Angiotensin III (human, mouse) from APExBIO (A1043) is used extensively in cardiovascular, neuroendocrine, and emerging infectious disease research as a tool for dissecting RAAS function, receptor pharmacology, and peptide signaling. It is a validated standard in hypertension model systems, allowing precise quantification of AT1 and AT2 mediated effects. Additionally, recent findings implicate RAAS peptides, including Angiotensin III, in modulating SARS-CoV-2 spike protein binding—expanding its relevance to viral pathogenesis models (Oliveira et al., 2025).

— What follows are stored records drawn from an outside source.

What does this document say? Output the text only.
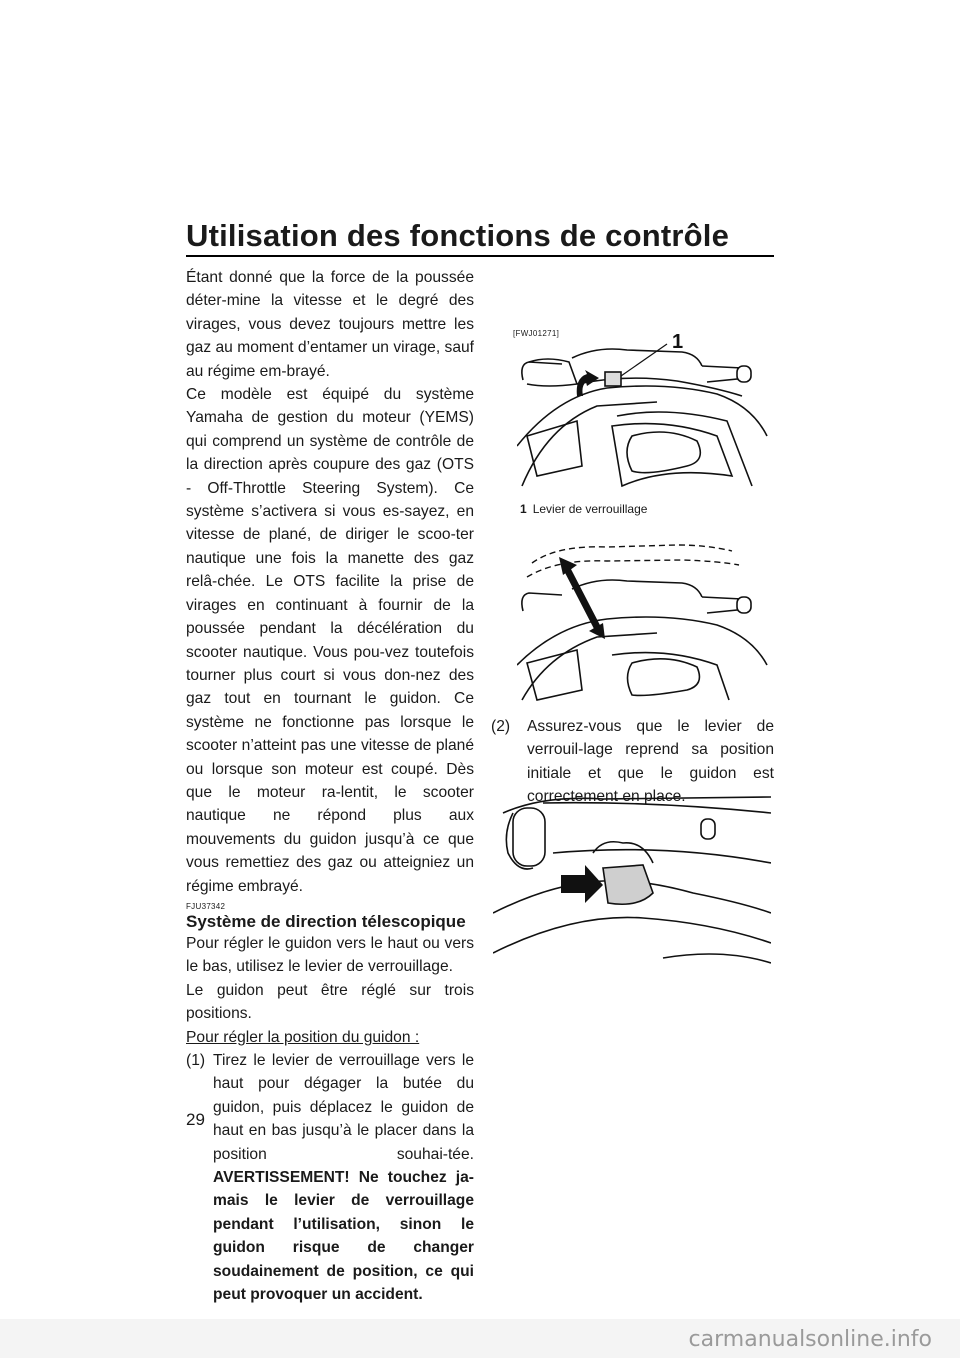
Utilisation des fonctions de contrôle

Étant donné que la force de la poussée déter-mine la vitesse et le degré des virages, vous devez toujours mettre les gaz au moment d’entamer un virage, sauf au régime em-brayé.

Ce modèle est équipé du système Yamaha de gestion du moteur (YEMS) qui comprend un système de contrôle de la direction après coupure des gaz (OTS - Off-Throttle Steering System). Ce système s’activera si vous es-sayez, en vitesse de plané, de diriger le scoo-ter nautique une fois la manette des gaz relâ-chée. Le OTS facilite la prise de virages en continuant à fournir de la poussée pendant la décélération du scooter nautique. Vous pou-vez toutefois tourner plus court si vous don-nez des gaz tout en tournant le guidon. Ce système ne fonctionne pas lorsque le scooter n’atteint pas une vitesse de plané ou lorsque son moteur est coupé. Dès que le moteur ra-lentit, le scooter nautique ne répond plus aux mouvements du guidon jusqu’à ce que vous remettiez des gaz ou atteigniez un régime embrayé.

FJU37342
Système de direction télescopique

Pour régler le guidon vers le haut ou vers le bas, utilisez le levier de verrouillage.

Le guidon peut être réglé sur trois positions.

Pour régler la position du guidon :

(1) Tirez le levier de verrouillage vers le haut pour dégager la butée du guidon, puis déplacez le guidon de haut en bas jusqu’à le placer dans la position souhai-tée. AVERTISSEMENT! Ne touchez ja-mais le levier de verrouillage pendant l’utilisation, sinon le guidon risque de changer soudainement de position, ce qui peut provoquer un accident.
[FWJ01271]	1
1 Levier de verrouillage
(2)	Assurez-vous que le levier de verrouil-lage reprend sa position initiale et que le guidon est correctement en place.
29
carmanualsonline.info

Common Pitfalls or Misconceptions

• Angiotensin III does not fully recapitulate all biological effects of angiotensin II; its pressor activity is lower (~40%) and context-dependent (Oliveira et al.).
• Long-term storage in solution is not recommended; peptide integrity is best maintained desiccated at -20°C (APExBIO).
• Functional readouts can be confounded by peptidase activity in biological matrices; in vitro stability may differ from in vivo application (mechanistic review).
• Not all receptor effects are equivalent; specificity for AT2 versus AT1 may vary by tissue and experimental design (molecular insights).

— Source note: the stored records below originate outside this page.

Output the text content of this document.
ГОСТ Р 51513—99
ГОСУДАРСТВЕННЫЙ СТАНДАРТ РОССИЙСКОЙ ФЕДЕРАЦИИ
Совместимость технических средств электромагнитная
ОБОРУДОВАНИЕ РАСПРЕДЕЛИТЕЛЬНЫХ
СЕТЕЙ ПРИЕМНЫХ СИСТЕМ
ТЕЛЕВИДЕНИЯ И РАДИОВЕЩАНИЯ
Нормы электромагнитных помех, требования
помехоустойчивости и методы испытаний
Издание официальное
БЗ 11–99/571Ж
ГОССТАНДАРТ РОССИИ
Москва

Workflow Integration & Parameters

For experimental use, Angiotensin III (human, mouse) is provided as a solid and should be reconstituted according to required solvent compatibility. Typical concentrations for in vitro studies range from 0.1 μM to 10 μM; for in vivo infusion, dosing must be titrated based on animal weight and target tissue (APExBIO). The peptide is highly soluble in water (≥23.2 mg/mL), ethanol (≥43.8 mg/mL), and DMSO (≥93.1 mg/mL). For optimal stability, store aliquots desiccated at -20°C and avoid repeated freeze-thaw cycles. Do not store long-term in solution. Analytical verification (e.g., HPLC, MS) is recommended post-reconstitution for quantitative applications. Use validated controls, including angiotensin II, to benchmark receptor-specific responses. For detailed mechanistic strategies, see 'Angiotensin III: Molecular Insights and Current Research Models', which this article extends by specifying workflow parameters and storage criteria.

Conclusion & Outlook

Angiotensin III (human, mouse) is a versatile RAAS peptide, critical for cardiovascular, neuroendocrine, and infectious disease research. Its distinct receptor profile and solubility make it a valuable standard for experimental modeling. Ongoing research, including modulation of viral protein interactions, suggests broader implications beyond traditional RAAS paradigms. For product specifications, refer to the APExBIO A1043 product page.